There is general resentment against many of the candidates for lack of principles and morals. There is also complete disarray in the ranks of a fragmented opposition. With the much-anticipated hung assembly, the two major players will hunt for the independents with the BJP having an edge, the groundwork being already in place. If the magic number remains elusive, (or even if achieved), manoeuvres to dismantle pre-poll alliances will be launched. Again, already in progress as reported in the press with stories of parleys in wildlife resorts. And finally, the defections; the frogs now have a free hand with the recent HC judgement which reduced the anti-defection law to garbage.
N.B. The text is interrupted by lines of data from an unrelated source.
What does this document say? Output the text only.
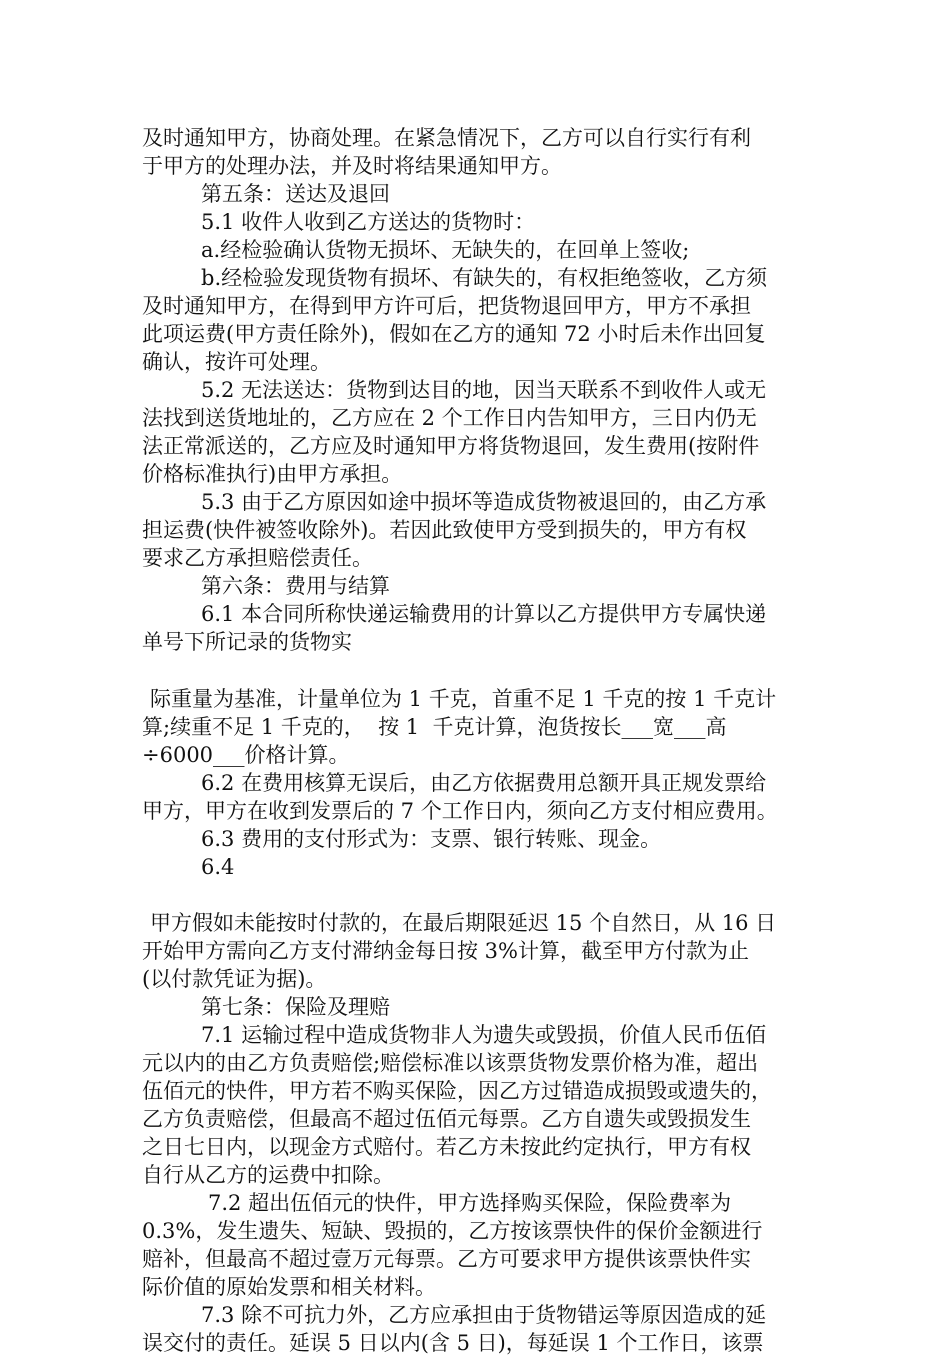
及时通知甲方，协商处理。在紧急情况下，乙方可以自行实行有利
于甲方的处理办法，并及时将结果通知甲方。
第五条：送达及退回
5.1 收件人收到乙方送达的货物时：
a.经检验确认货物无损坏、无缺失的，在回单上签收;
b.经检验发现货物有损坏、有缺失的，有权拒绝签收，乙方须
及时通知甲方，在得到甲方许可后，把货物退回甲方，甲方不承担
此项运费(甲方责任除外)，假如在乙方的通知 72 小时后未作出回复
确认，按许可处理。
5.2 无法送达：货物到达目的地，因当天联系不到收件人或无
法找到送货地址的，乙方应在 2 个工作日内告知甲方，三日内仍无
法正常派送的，乙方应及时通知甲方将货物退回，发生费用(按附件
价格标准执行)由甲方承担。
5.3 由于乙方原因如途中损坏等造成货物被退回的，由乙方承
担运费(快件被签收除外)。若因此致使甲方受到损失的，甲方有权
要求乙方承担赔偿责任。
第六条：费用与结算
6.1 本合同所称快递运输费用的计算以乙方提供甲方专属快递
单号下所记录的货物实
际重量为基准，计量单位为 1 千克，首重不足 1 千克的按 1 千克计
算;续重不足 1 千克的，  按 1  千克计算，泡货按长___宽___高
÷6000___价格计算。
6.2 在费用核算无误后，由乙方依据费用总额开具正规发票给
甲方，甲方在收到发票后的 7 个工作日内，须向乙方支付相应费用。
6.3 费用的支付形式为：支票、银行转账、现金。
6.4
甲方假如未能按时付款的，在最后期限延迟 15 个自然日，从 16 日
开始甲方需向乙方支付滞纳金每日按 3%计算，截至甲方付款为止
(以付款凭证为据)。
第七条：保险及理赔
7.1 运输过程中造成货物非人为遗失或毁损，价值人民币伍佰
元以内的由乙方负责赔偿;赔偿标准以该票货物发票价格为准，超出
伍佰元的快件，甲方若不购买保险，因乙方过错造成损毁或遗失的，
乙方负责赔偿，但最高不超过伍佰元每票。乙方自遗失或毁损发生
之日七日内，以现金方式赔付。若乙方未按此约定执行，甲方有权
自行从乙方的运费中扣除。
7.2 超出伍佰元的快件，甲方选择购买保险，保险费率为
0.3%，发生遗失、短缺、毁损的，乙方按该票快件的保价金额进行
赔补，但最高不超过壹万元每票。乙方可要求甲方提供该票快件实
际价值的原始发票和相关材料。
7.3 除不可抗力外，乙方应承担由于货物错运等原因造成的延
误交付的责任。延误 5 日以内(含 5 日)，每延误 1 个工作日，该票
Candidates were being corralled into resorts like so many prized heifers to prevent poaching. Attempts to pre-empt defection with pre-poll visits to temples, churches and mosques were farcical. So, what did the HC say on Feb 25. about the defections?
It held that the “Indian National Congress (INC) members in the Goa assembly, who had defected to the BJP following the last elections, were exempt from disqualification under para 4(2) of the Tenth Schedule of the Constitution, the “Anti-Defection Law”. This para in simple language, states that if a party ‘A’ merges with another party ‘B’, with two thirds of party ‘A’ agreeing with the merger, then MLAs shall not be considered defectors and therefore outside the ambit of the anti-defection law. Hence the provisions of para 4 will not apply. Since 10 of the 15 members (2/3) of the INC chose to join the BJP, they were declared exempt from being labelled defectors. According to legal luminaries, this is a clear example of conveniently misreading the provisions of the law. When analysed carefully, the law requires a sequence of events before exemptions can be made applicable.
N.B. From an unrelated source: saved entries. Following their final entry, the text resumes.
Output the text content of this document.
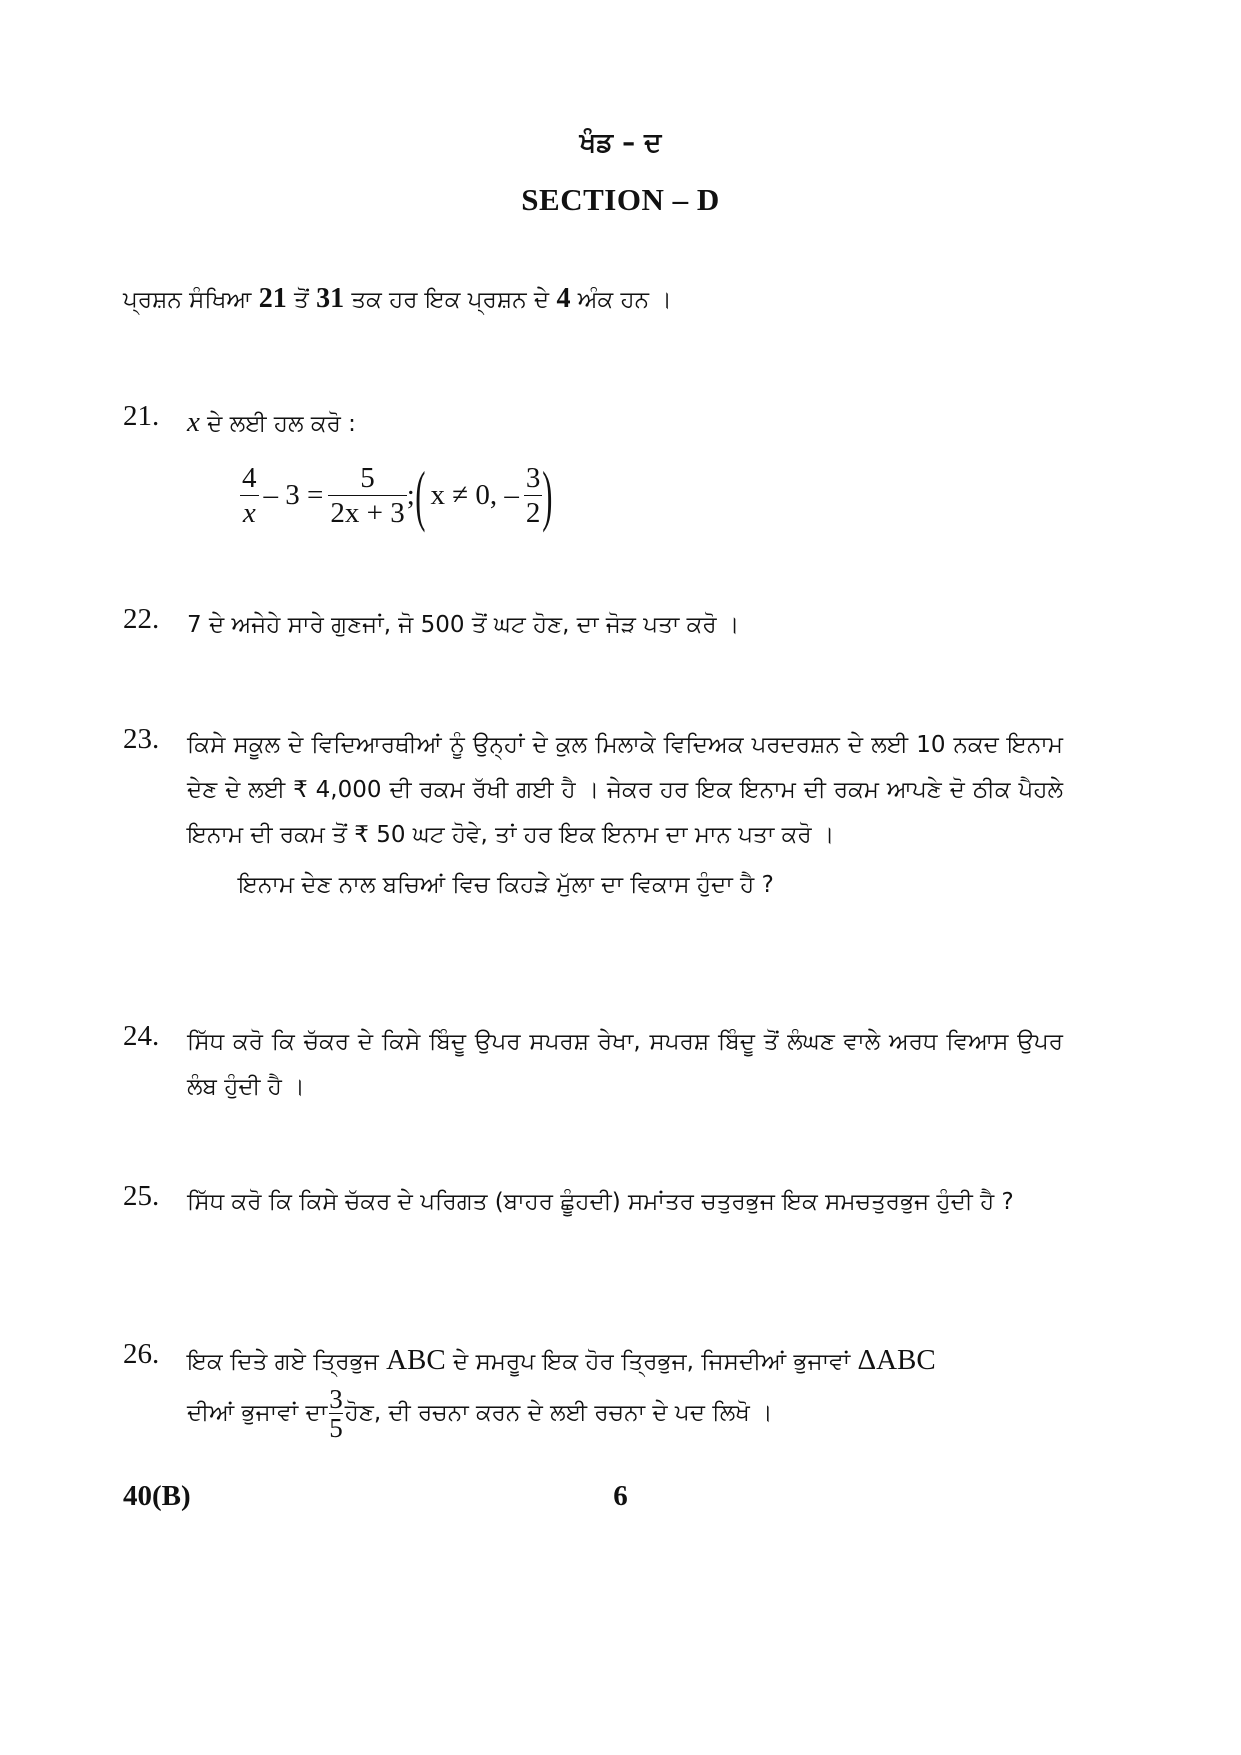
ਖੰਡ – ਦ
SECTION – D
ਪ੍ਰਸ਼ਨ ਸੰਖਿਆ 21 ਤੋਂ 31 ਤਕ ਹਰ ਇਕ ਪ੍ਰਸ਼ਨ ਦੇ 4 ਅੰਕ ਹਨ ।
21. x ਦੇ ਲਈ ਹਲ ਕਰੋ :
$\frac{4}{x} - 3 = \frac{5}{2x + 3}$ ; ( x ≠ 0, – $\frac{3}{2}$ )
22.	7 ਦੇ ਅਜੇਹੇ ਸਾਰੇ ਗੁਣਜਾਂ, ਜੋ 500 ਤੋਂ ਘਟ ਹੋਣ, ਦਾ ਜੋੜ ਪਤਾ ਕਰੋ ।
23.	ਕਿਸੇ ਸਕੂਲ ਦੇ ਵਿਦਿਆਰਥੀਆਂ ਨੂੰ ਉਨ੍ਹਾਂ ਦੇ ਕੁਲ ਮਿਲਾਕੇ ਵਿਦਿਅਕ ਪਰਦਰਸ਼ਨ ਦੇ ਲਈ 10 ਨਕਦ ਇਨਾਮ ਦੇਣ ਦੇ ਲਈ ₹ 4,000 ਦੀ ਰਕਮ ਰੱਖੀ ਗਈ ਹੈ । ਜੇਕਰ ਹਰ ਇਕ ਇਨਾਮ ਦੀ ਰਕਮ ਆਪਣੇ ਦੋ ਠੀਕ ਪੈਹਲੇ ਇਨਾਮ ਦੀ ਰਕਮ ਤੋਂ ₹ 50 ਘਟ ਹੋਵੇ, ਤਾਂ ਹਰ ਇਕ ਇਨਾਮ ਦਾ ਮਾਨ ਪਤਾ ਕਰੋ ।
ਇਨਾਮ ਦੇਣ ਨਾਲ ਬਚਿਆਂ ਵਿਚ ਕਿਹੜੇ ਮੁੱਲਾ ਦਾ ਵਿਕਾਸ ਹੁੰਦਾ ਹੈ ?
24.	ਸਿੱਧ ਕਰੋ ਕਿ ਚੱਕਰ ਦੇ ਕਿਸੇ ਬਿੰਦੂ ਉਪਰ ਸਪਰਸ਼ ਰੇਖਾ, ਸਪਰਸ਼ ਬਿੰਦੂ ਤੋਂ ਲੰਘਣ ਵਾਲੇ ਅਰਧ ਵਿਆਸ ਉਪਰ ਲੰਬ ਹੁੰਦੀ ਹੈ ।
25.	ਸਿੱਧ ਕਰੋ ਕਿ ਕਿਸੇ ਚੱਕਰ ਦੇ ਪਰਿਗਤ (ਬਾਹਰ ਛੂੰਹਦੀ) ਸਮਾਂਤਰ ਚਤੁਰਭੁਜ ਇਕ ਸਮਚਤੁਰਭੁਜ ਹੁੰਦੀ ਹੈ ?
26.	ਇਕ ਦਿਤੇ ਗਏ ਤ੍ਰਿਭੁਜ ABC ਦੇ ਸਮਰੂਪ ਇਕ ਹੋਰ ਤ੍ਰਿਭੁਜ, ਜਿਸਦੀਆਂ ਭੁਜਾਵਾਂ ΔABC
ਦੀਆਂ ਭੁਜਾਵਾਂ ਦਾ $\frac{3}{5}$ ਹੋਣ, ਦੀ ਰਚਨਾ ਕਰਨ ਦੇ ਲਈ ਰਚਨਾ ਦੇ ਪਦ ਲਿਖੋ ।
40(B)	6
First and foremost, a merger of party ‘A’ has to take place with party ‘B’. It cannot and should not be “deemed” to have occurred. Secondly, at least two-thirds of party ‘A’ MLAs have to state that they agree with the merger. Only if these two events have occurred can a member of the defecting group claim exemption from the provisions of the anti-defection law and disqualification. In the present case, the question is: – did the CLP merge with the BJP? The answer is a resounding “NO”. Did two-thirds of the defecting group agree with this “deemed” merger. There is no record of this having taken place. What did happen is 10 members of the elected group of 15 INC MLAs walked out of the party for shameless reasons which were self-evident from subsequent events. Ministries and Chairmanships were up for grabs, and distributed at the largesse of the BJP as rewards.
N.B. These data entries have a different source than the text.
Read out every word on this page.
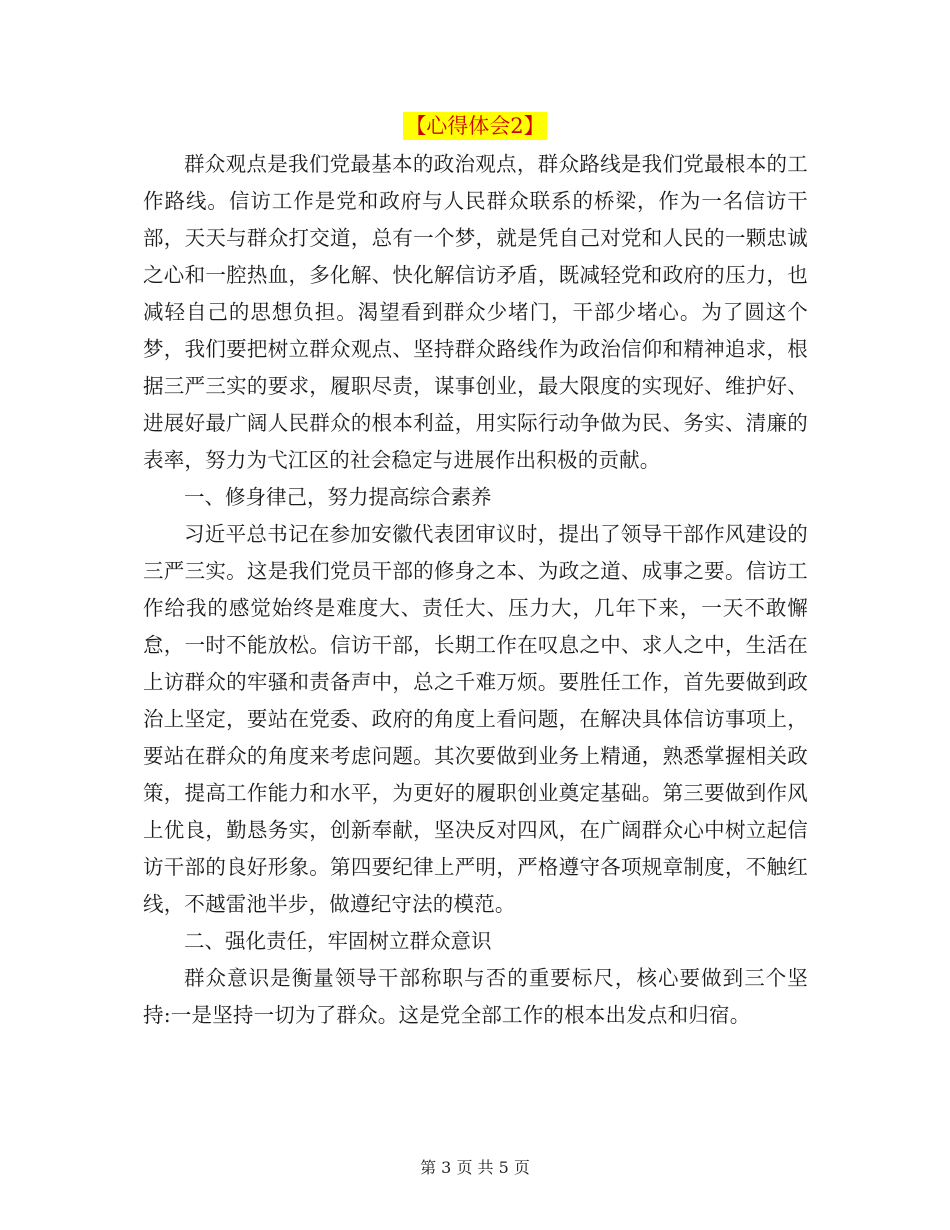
【心得体会2】

群众观点是我们党最基本的政治观点，群众路线是我们党最根本的工作路线。信访工作是党和政府与人民群众联系的桥梁，作为一名信访干部，天天与群众打交道，总有一个梦，就是凭自己对党和人民的一颗忠诚之心和一腔热血，多化解、快化解信访矛盾，既减轻党和政府的压力，也减轻自己的思想负担。渴望看到群众少堵门，干部少堵心。为了圆这个梦，我们要把树立群众观点、坚持群众路线作为政治信仰和精神追求，根据三严三实的要求，履职尽责，谋事创业，最大限度的实现好、维护好、进展好最广阔人民群众的根本利益，用实际行动争做为民、务实、清廉的表率，努力为弋江区的社会稳定与进展作出积极的贡献。

一、修身律己，努力提高综合素养

习近平总书记在参加安徽代表团审议时，提出了领导干部作风建设的三严三实。这是我们党员干部的修身之本、为政之道、成事之要。信访工作给我的感觉始终是难度大、责任大、压力大，几年下来，一天不敢懈怠，一时不能放松。信访干部，长期工作在叹息之中、求人之中，生活在上访群众的牢骚和责备声中，总之千难万烦。要胜任工作，首先要做到政治上坚定，要站在党委、政府的角度上看问题，在解决具体信访事项上，要站在群众的角度来考虑问题。其次要做到业务上精通，熟悉掌握相关政策，提高工作能力和水平，为更好的履职创业奠定基础。第三要做到作风上优良，勤恳务实，创新奉献，坚决反对四风，在广阔群众心中树立起信访干部的良好形象。第四要纪律上严明，严格遵守各项规章制度，不触红线，不越雷池半步，做遵纪守法的模范。

二、强化责任，牢固树立群众意识

群众意识是衡量领导干部称职与否的重要标尺，核心要做到三个坚持:一是坚持一切为了群众。这是党全部工作的根本出发点和归宿。

第 3 页 共 5 页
The HC chose to overlook/misread these facts and stated that “under sub-paragraph (2) of paragraph (4), the merger of this group of Congress MLAs with the BJP is deemed to be a merger of the original political party the INC, with the BJP. Therefore, these members are protected under paragraph (4).” There is only one way to counter such a judgment and eliminate the menace of defections; and gheraoing the defectors does not appear to provide that solution. The judgment must be vigorously contested in a higher court by seasoned and experienced lawyers. Secondly, and more importantly, there has to be an energetic campaign, lobbying to amend the anti-defection law and plug the loopholes. You cannot, for example, have a law where the speaker, who is entrusted with making a politically loaded decision, is not bound by any time frame. He is obviously going to politicise his verdict, slant it in favour of his sponsors, or render it irrelevant; as occurred in this case. The power to adjudicate must be shifted to an independent authority and time bound. The problem is that this must be pursued by the most aggrieved party, the INC, and a society which has a short memory. But do the “generals” in the Congress party like Rahul Gandhi have the stomach for such a fight; after all, tomorrow they may be at the receiving end. Look at how lightly they let off the BJP on the Pegasus issue and made no noise over the NSE scam.
A long time ago, shortly after my return to Goa, I was invited by a friend for dinner at a starred hotel. To entice me to accept, he promised he would arrange a special item on the menu. When it arrived, I was informed that it was “jumping chicken”. Let us hope that our elected frogs are not converted to “jumping chickens” to be devoured by greed and exited the following day.